The Rupee Dilemma: Exporters Struggle Amid Currency Depreciation
The depreciation of the rupee against the US dollar is offering limited advantages to Indian exporters, primarily due to the high import content and global market uncertainties. As import costs surge with a weaker rupee, exporters face challenges in leveraging the currency's decline for increased competitiveness.
- Country:
- India
The continuing depreciation of the Indian rupee against the US dollar has posed significant challenges for domestic exporters, as observed by sector experts. Although a weakening rupee typically enhances export competitiveness by lowering the international prices of Indian goods, the prevailing circumstances have restricted these potential benefits.
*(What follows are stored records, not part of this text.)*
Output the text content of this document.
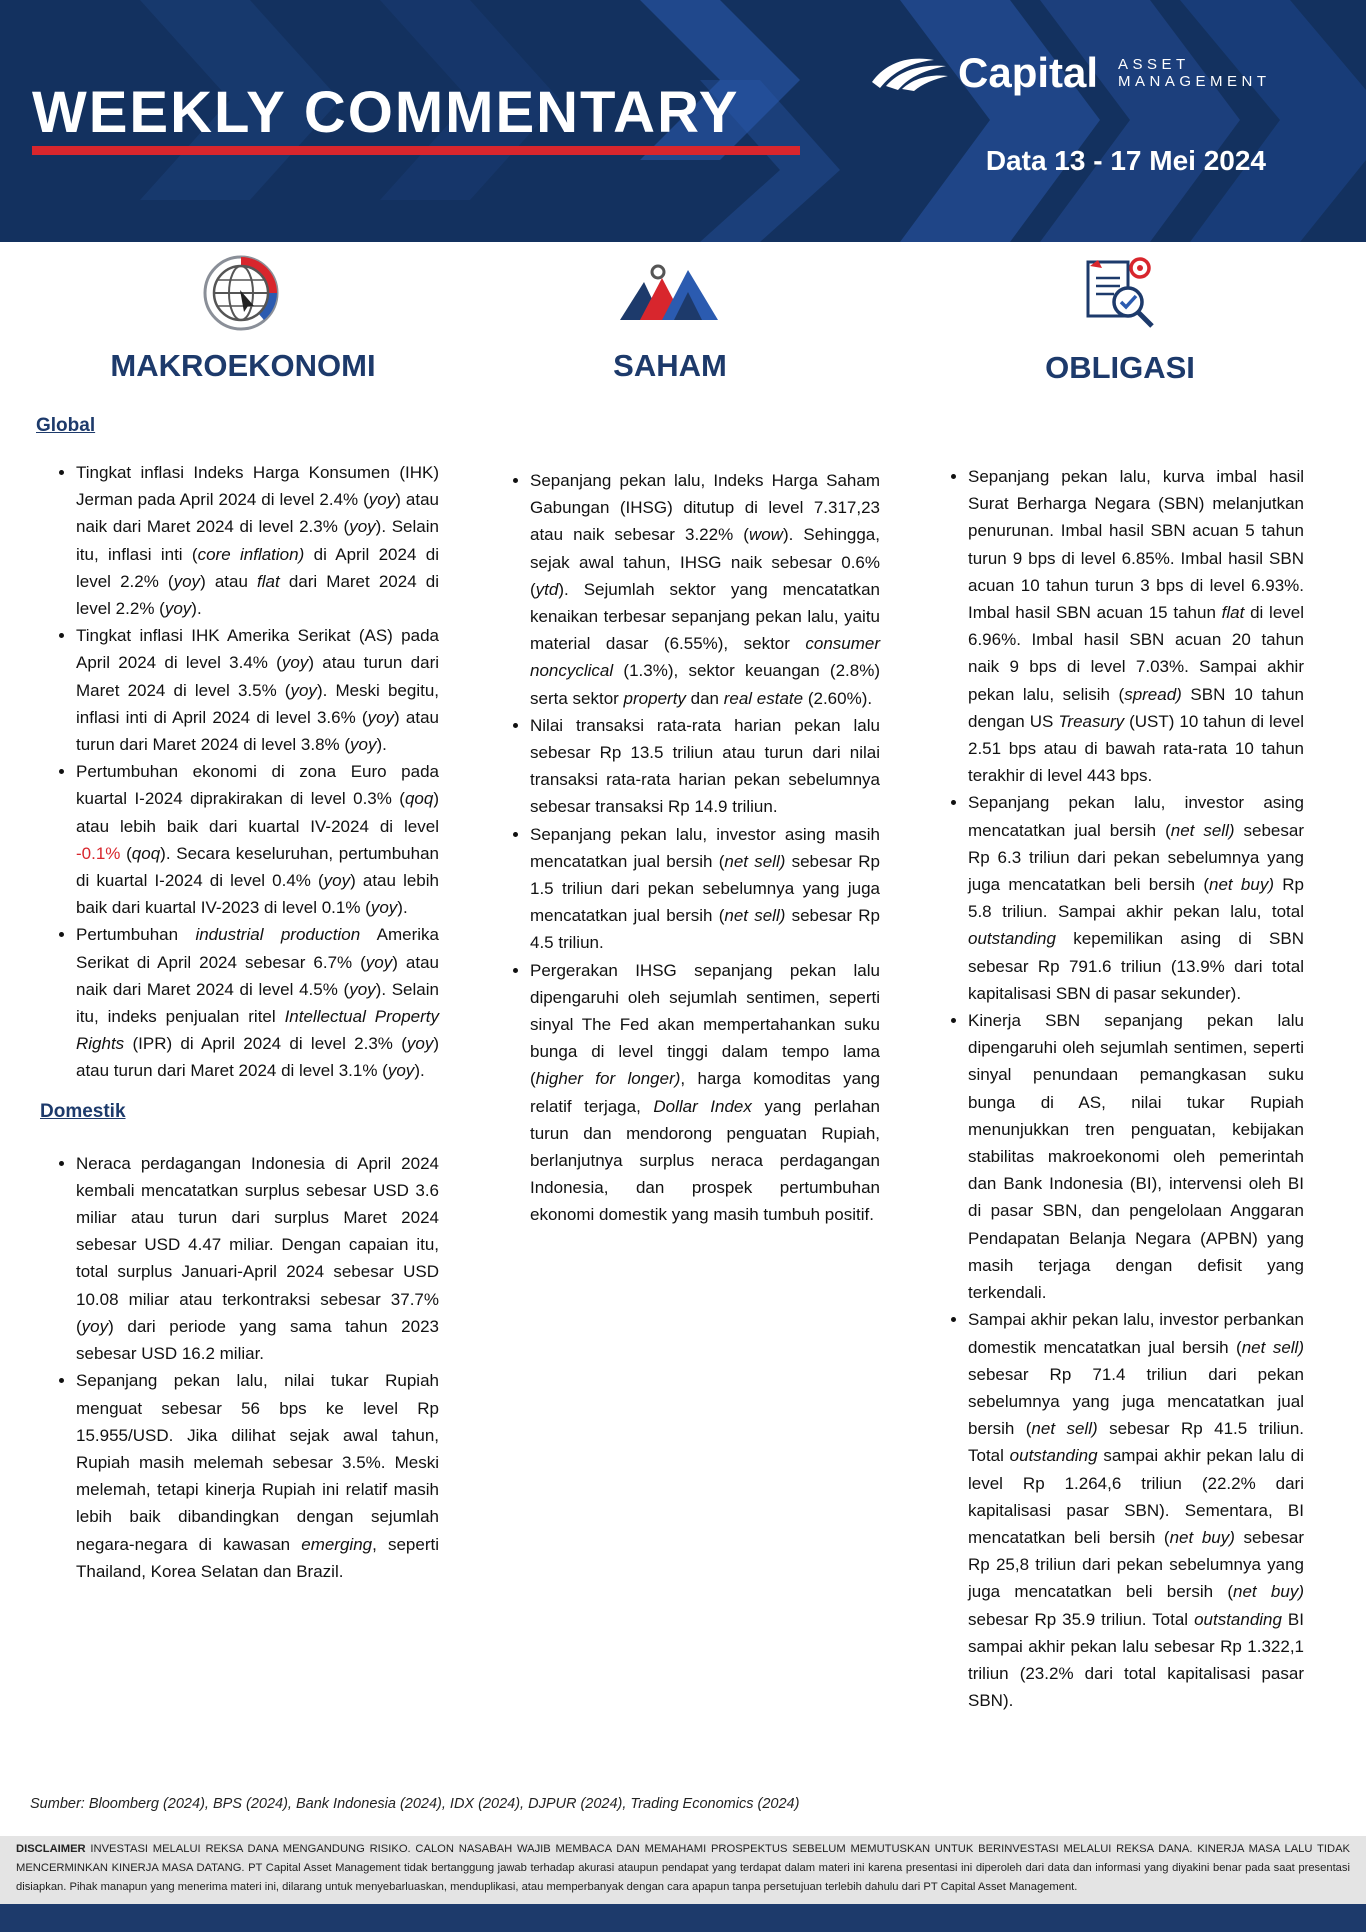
WEEKLY COMMENTARY
Capital ASSET
MANAGEMENT
Data 13 - 17 Mei 2024
MAKROEKONOMI	SAHAM	OBLIGASI

Global

• Tingkat inflasi Indeks Harga Konsumen (IHK) Jerman pada April 2024 di level 2.4% (yoy) atau naik dari Maret 2024 di level 2.3% (yoy). Selain itu, inflasi inti (core inflation) di April 2024 di level 2.2% (yoy) atau flat dari Maret 2024 di level 2.2% (yoy).
• Tingkat inflasi IHK Amerika Serikat (AS) pada April 2024 di level 3.4% (yoy) atau turun dari Maret 2024 di level 3.5% (yoy). Meski begitu, inflasi inti di April 2024 di level 3.6% (yoy) atau turun dari Maret 2024 di level 3.8% (yoy).
• Pertumbuhan ekonomi di zona Euro pada kuartal I-2024 diprakirakan di level 0.3% (qoq) atau lebih baik dari kuartal IV-2024 di level -0.1% (qoq). Secara keseluruhan, pertumbuhan di kuartal I-2024 di level 0.4% (yoy) atau lebih baik dari kuartal IV-2023 di level 0.1% (yoy).
• Pertumbuhan industrial production Amerika Serikat di April 2024 sebesar 6.7% (yoy) atau naik dari Maret 2024 di level 4.5% (yoy). Selain itu, indeks penjualan ritel Intellectual Property Rights (IPR) di April 2024 di level 2.3% (yoy) atau turun dari Maret 2024 di level 3.1% (yoy).

Domestik

• Neraca perdagangan Indonesia di April 2024 kembali mencatatkan surplus sebesar USD 3.6 miliar atau turun dari surplus Maret 2024 sebesar USD 4.47 miliar. Dengan capaian itu, total surplus Januari-April 2024 sebesar USD 10.08 miliar atau terkontraksi sebesar 37.7% (yoy) dari periode yang sama tahun 2023 sebesar USD 16.2 miliar.
• Sepanjang pekan lalu, nilai tukar Rupiah menguat sebesar 56 bps ke level Rp 15.955/USD. Jika dilihat sejak awal tahun, Rupiah masih melemah sebesar 3.5%. Meski melemah, tetapi kinerja Rupiah ini relatif masih lebih baik dibandingkan dengan sejumlah negara-negara di kawasan emerging, seperti Thailand, Korea Selatan dan Brazil.
• Sepanjang pekan lalu, Indeks Harga Saham Gabungan (IHSG) ditutup di level 7.317,23 atau naik sebesar 3.22% (wow). Sehingga, sejak awal tahun, IHSG naik sebesar 0.6% (ytd). Sejumlah sektor yang mencatatkan kenaikan terbesar sepanjang pekan lalu, yaitu material dasar (6.55%), sektor consumer noncyclical (1.3%), sektor keuangan (2.8%) serta sektor property dan real estate (2.60%).
• Nilai transaksi rata-rata harian pekan lalu sebesar Rp 13.5 triliun atau turun dari nilai transaksi rata-rata harian pekan sebelumnya sebesar transaksi Rp 14.9 triliun.
• Sepanjang pekan lalu, investor asing masih mencatatkan jual bersih (net sell) sebesar Rp 1.5 triliun dari pekan sebelumnya yang juga mencatatkan jual bersih (net sell) sebesar Rp 4.5 triliun.
• Pergerakan IHSG sepanjang pekan lalu dipengaruhi oleh sejumlah sentimen, seperti sinyal The Fed akan mempertahankan suku bunga di level tinggi dalam tempo lama (higher for longer), harga komoditas yang relatif terjaga, Dollar Index yang perlahan turun dan mendorong penguatan Rupiah, berlanjutnya surplus neraca perdagangan Indonesia, dan prospek pertumbuhan ekonomi domestik yang masih tumbuh positif.
• Sepanjang pekan lalu, kurva imbal hasil Surat Berharga Negara (SBN) melanjutkan penurunan. Imbal hasil SBN acuan 5 tahun turun 9 bps di level 6.85%. Imbal hasil SBN acuan 10 tahun turun 3 bps di level 6.93%. Imbal hasil SBN acuan 15 tahun flat di level 6.96%. Imbal hasil SBN acuan 20 tahun naik 9 bps di level 7.03%. Sampai akhir pekan lalu, selisih (spread) SBN 10 tahun dengan US Treasury (UST) 10 tahun di level 2.51 bps atau di bawah rata-rata 10 tahun terakhir di level 443 bps.
• Sepanjang pekan lalu, investor asing mencatatkan jual bersih (net sell) sebesar Rp 6.3 triliun dari pekan sebelumnya yang juga mencatatkan beli bersih (net buy) Rp 5.8 triliun. Sampai akhir pekan lalu, total outstanding kepemilikan asing di SBN sebesar Rp 791.6 triliun (13.9% dari total kapitalisasi SBN di pasar sekunder).
• Kinerja SBN sepanjang pekan lalu dipengaruhi oleh sejumlah sentimen, seperti sinyal penundaan pemangkasan suku bunga di AS, nilai tukar Rupiah menunjukkan tren penguatan, kebijakan stabilitas makroekonomi oleh pemerintah dan Bank Indonesia (BI), intervensi oleh BI di pasar SBN, dan pengelolaan Anggaran Pendapatan Belanja Negara (APBN) yang masih terjaga dengan defisit yang terkendali.
• Sampai akhir pekan lalu, investor perbankan domestik mencatatkan jual bersih (net sell) sebesar Rp 71.4 triliun dari pekan sebelumnya yang juga mencatatkan jual bersih (net sell) sebesar Rp 41.5 triliun. Total outstanding sampai akhir pekan lalu di level Rp 1.264,6 triliun (22.2% dari kapitalisasi pasar SBN). Sementara, BI mencatatkan beli bersih (net buy) sebesar Rp 25,8 triliun dari pekan sebelumnya yang juga mencatatkan beli bersih (net buy) sebesar Rp 35.9 triliun. Total outstanding BI sampai akhir pekan lalu sebesar Rp 1.322,1 triliun (23.2% dari total kapitalisasi pasar SBN).
Sumber: Bloomberg (2024), BPS (2024), Bank Indonesia (2024), IDX (2024), DJPUR (2024), Trading Economics (2024)

DISCLAIMER INVESTASI MELALUI REKSA DANA MENGANDUNG RISIKO. CALON NASABAH WAJIB MEMBACA DAN MEMAHAMI PROSPEKTUS SEBELUM MEMUTUSKAN UNTUK BERINVESTASI MELALUI REKSA DANA. KINERJA MASA LALU TIDAK MENCERMINKAN KINERJA MASA DATANG. PT Capital Asset Management tidak bertanggung jawab terhadap akurasi ataupun pendapat yang terdapat dalam materi ini karena presentasi ini diperoleh dari data dan informasi yang diyakini benar pada saat presentasi disiapkan. Pihak manapun yang menerima materi ini, dilarang untuk menyebarluaskan, menduplikasi, atau memperbanyak dengan cara apapun tanpa persetujuan terlebih dahulu dari PT Capital Asset Management.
Heavy reliance on imported raw materials has substantially elevated costs, nullifying the gains typically associated with a weaker currency, remarked international trade expert Biswajit Dhar. Despite the rupee's decline by over 4% since January last year, exporters are struggling to profitably exploit this downturn in currency value.
Additional challenges arise from increasing expenses in shipping, insurance, and marketing—all denominated in US dollars—which exacerbate the situation. Experts also noted similar depreciation trends in currencies of other countries such as China and Japan, highlighting the competitiveness challenges faced by Indian exporters amid global currency fluctuations.